Początek nauki języka obcego to moment pełen entuzjazmu, ale także wyzwań. Każdy, kto kiedykolwiek próbował nauczyć się nowego języka, wie, że pierwsze kroki mogą być decydujące dla dalszego postępu. Wielu początkujących popełnia jednak błędy, które mogą utrudnić naukę lub zniechęcić do dalszych prób. Jeśli chcesz dowiedzieć się, jak rozpocząć naukę języka w sposób, który zapewni sukces i radość z postępów, czytaj dalej 🙂
Spis treści
Nie zaczynaj nauki języka od repetytorium gramatycznego
Należąc do jednej z większych grup do nauki języków obcych na Facebooku, często napotykam się na wpisy osób rozpoczynających naukę, które proszą o pomoc w wyborze źródeł nauki. Podczas przeglądania postów widzę, że jedną z najczęściej sugerowanych propozycji jest repetytorium gramatyczne. Repetytoria gramatyczne są powszechnie dostępne i uznawane za tradycyjne narzędzie do nauki języka, jednakże wybór repetytorium jako głównego źródła nauki gramatyki nie jest najskuteczniejszym podejściem, zwłaszcza dla osób dopiero rozpoczynających naukę. Dlaczego nie warto zaczynać nauki od repetytorium gramatycznego?
Brak planu nauki
Repetytoria gramatyczne nie są poukładane zgodnie z priorytetami tego, czego człowiek powinien uczyć się najpierw, a co może poczekać. W rezultacie istnieje wysokie prawdopodobieństwo tego, że osoba rozpoczynająca naukę z repetytorium będzie tracić czas i energię na naukę rzeczy, które nie są niezbędne na początku nauki. Repetytoria podzielone są zazwyczaj na większe części, które omawiają poszczególne części mowy, np. czasownik i wszystkie zagadnienia go dotyczące, następnie rzeczownik, przymiotnik itd. Trzeba naprawdę wiedzieć, jak uczyć się danego języka, by spośród mnogości różnych zagadnień wybrać te w danej chwili istotne.

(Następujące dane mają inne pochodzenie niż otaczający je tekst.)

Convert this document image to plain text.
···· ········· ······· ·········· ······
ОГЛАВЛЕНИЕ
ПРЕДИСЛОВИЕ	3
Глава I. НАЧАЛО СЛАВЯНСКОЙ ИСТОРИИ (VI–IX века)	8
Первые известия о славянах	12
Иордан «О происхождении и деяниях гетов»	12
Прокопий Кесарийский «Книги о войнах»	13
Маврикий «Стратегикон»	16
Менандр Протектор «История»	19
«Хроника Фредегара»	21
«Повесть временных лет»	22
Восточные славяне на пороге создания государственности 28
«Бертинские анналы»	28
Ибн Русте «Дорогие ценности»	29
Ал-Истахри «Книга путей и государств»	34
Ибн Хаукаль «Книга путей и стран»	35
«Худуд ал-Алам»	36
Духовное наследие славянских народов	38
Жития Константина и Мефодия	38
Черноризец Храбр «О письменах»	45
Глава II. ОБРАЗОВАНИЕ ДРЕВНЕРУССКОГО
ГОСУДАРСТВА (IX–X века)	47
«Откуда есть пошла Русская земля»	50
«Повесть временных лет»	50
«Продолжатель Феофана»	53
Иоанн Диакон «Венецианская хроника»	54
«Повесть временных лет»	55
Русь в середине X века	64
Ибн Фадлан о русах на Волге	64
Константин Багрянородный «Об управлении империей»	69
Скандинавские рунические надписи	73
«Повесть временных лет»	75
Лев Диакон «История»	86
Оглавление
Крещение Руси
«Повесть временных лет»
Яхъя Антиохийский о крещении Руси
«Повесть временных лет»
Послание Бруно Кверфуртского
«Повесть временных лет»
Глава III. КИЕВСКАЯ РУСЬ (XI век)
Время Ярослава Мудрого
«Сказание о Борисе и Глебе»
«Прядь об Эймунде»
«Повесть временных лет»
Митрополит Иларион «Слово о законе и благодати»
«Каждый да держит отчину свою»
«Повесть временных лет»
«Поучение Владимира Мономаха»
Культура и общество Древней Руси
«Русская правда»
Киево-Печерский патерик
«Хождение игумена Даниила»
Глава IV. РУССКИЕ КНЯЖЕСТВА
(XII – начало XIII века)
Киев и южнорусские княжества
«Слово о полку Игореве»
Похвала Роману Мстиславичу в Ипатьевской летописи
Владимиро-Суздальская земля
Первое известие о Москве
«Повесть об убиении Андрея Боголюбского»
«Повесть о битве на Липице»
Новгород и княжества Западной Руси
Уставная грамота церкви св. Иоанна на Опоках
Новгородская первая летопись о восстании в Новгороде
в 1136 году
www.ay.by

Misz- masz poziomów językowych
Przykłady zawarte w repetytoriach gramatycznych są przedstawiane na różnych poziomach zaawansowania. Osoby początkujące mogą mieć trudności w odróżnieniu, które przykłady są odpowiednie dla ich aktualnego poziomu umiejętności językowych. Materiały edukacyjne powinny być dostosowane do konkretnego poziomu ucznia, aby umożliwić skuteczną i spójną naukę. Repetytorium, jak sama nazwa mówi, służy utrwalaniu i powtórce zasad gramatycznych, a nie uczenia ich od zera.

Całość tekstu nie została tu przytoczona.